Biomimetic mineralization of carboxymethyl chitosan nanofibers with improved osteogenic activity in vitro and in vivo

Inspired by the natural extracellular matrix, the organic-inorganic composite nanofibers are promising scaffolds for bone tissue engineering. Chitosan-based nanofibers are widely used as bone tissue engineering scaffolds with good biocompatibility but pungent solvents are frequently used for its processing. Carboxymethyl chitosan (CMCS), a water-soluble derivative of chitosan, has better biodegradability and bioactivity which allows CMCS to chelate Ca2+ and induce the deposition of apatite. Moreover, with water as solvent, CMCS nanofibers avoid the acidic salt removal comparing to electrospun-chitosan. In this study, we successfully prepared uniform CMCS nanofibers with the aid of polyethylene oxide (PEO) and obtained the optimized conditions with a voltage of 25 kV and PEO of molecular weight 1000 kDa. We further prepared hydroxyapatite (HA) coated electrospun CMCS nanofibers by biomimetic mineralization using 5 times simulated body fluid.
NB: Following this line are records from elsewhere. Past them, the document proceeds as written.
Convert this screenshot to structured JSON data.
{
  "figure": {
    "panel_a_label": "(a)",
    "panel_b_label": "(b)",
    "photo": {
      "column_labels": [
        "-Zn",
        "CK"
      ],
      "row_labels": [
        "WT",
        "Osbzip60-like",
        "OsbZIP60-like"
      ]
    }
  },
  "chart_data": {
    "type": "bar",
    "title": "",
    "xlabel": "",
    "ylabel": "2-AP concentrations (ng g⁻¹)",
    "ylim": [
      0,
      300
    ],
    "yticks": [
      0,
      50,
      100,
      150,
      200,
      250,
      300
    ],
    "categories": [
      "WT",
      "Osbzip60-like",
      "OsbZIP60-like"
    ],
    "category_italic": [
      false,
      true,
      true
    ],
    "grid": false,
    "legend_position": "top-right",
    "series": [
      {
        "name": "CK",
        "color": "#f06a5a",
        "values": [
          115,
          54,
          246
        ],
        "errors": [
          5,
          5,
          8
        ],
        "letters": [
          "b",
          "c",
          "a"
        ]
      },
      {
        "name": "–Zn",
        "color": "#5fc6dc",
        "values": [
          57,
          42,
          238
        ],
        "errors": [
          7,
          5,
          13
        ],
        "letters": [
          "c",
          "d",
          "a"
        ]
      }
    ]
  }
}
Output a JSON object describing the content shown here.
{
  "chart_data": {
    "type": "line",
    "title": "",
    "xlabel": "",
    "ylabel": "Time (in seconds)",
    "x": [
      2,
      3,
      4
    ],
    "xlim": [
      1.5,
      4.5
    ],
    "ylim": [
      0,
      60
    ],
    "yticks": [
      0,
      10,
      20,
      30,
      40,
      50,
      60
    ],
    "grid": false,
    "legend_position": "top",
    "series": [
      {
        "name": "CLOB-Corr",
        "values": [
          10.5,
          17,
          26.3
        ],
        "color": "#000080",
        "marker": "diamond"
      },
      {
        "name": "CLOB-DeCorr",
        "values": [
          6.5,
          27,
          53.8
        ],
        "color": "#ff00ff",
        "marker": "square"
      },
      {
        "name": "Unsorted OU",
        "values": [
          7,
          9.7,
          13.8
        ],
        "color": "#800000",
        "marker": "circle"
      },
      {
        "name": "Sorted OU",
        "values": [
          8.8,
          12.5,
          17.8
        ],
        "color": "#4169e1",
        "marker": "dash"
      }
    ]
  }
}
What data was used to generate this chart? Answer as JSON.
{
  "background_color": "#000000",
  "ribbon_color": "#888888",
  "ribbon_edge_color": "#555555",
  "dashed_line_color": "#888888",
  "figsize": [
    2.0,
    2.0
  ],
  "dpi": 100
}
The promotion of osteogenic differentiation of mouse bone marrow stromal cells (mBMSCs) in vitro was evaluated on the nanofibers scaffolds. Cell experiments revealed that CMCS-HA composite nanofibers increased the ALP activity. The gene expression level of Runx2 and ALP were about 1.6 and 4.3 folds at the 7 days, and 5.1 and 10 folds at the 14 days on CMCSHA nanofibrous membranes than that on CMCS alone samples. The level of OCN increased by 24 and 1.5 times on the CMCS-HA scaffolds than CMCS scaffolds at the 14 and 21 days. In vivo new bone formation by nanofiber scaffolds was investigated in a critical-size rat calvarial bone defect model. Micro-CT results showed that the whole defect was covered by new bone after CMCS-HA filling the defect for 12 weeks. The results of H&E staining and Masson's trichrome staining on histological sections further confirmed that composite nanofibers promoted new bone formation and maturation.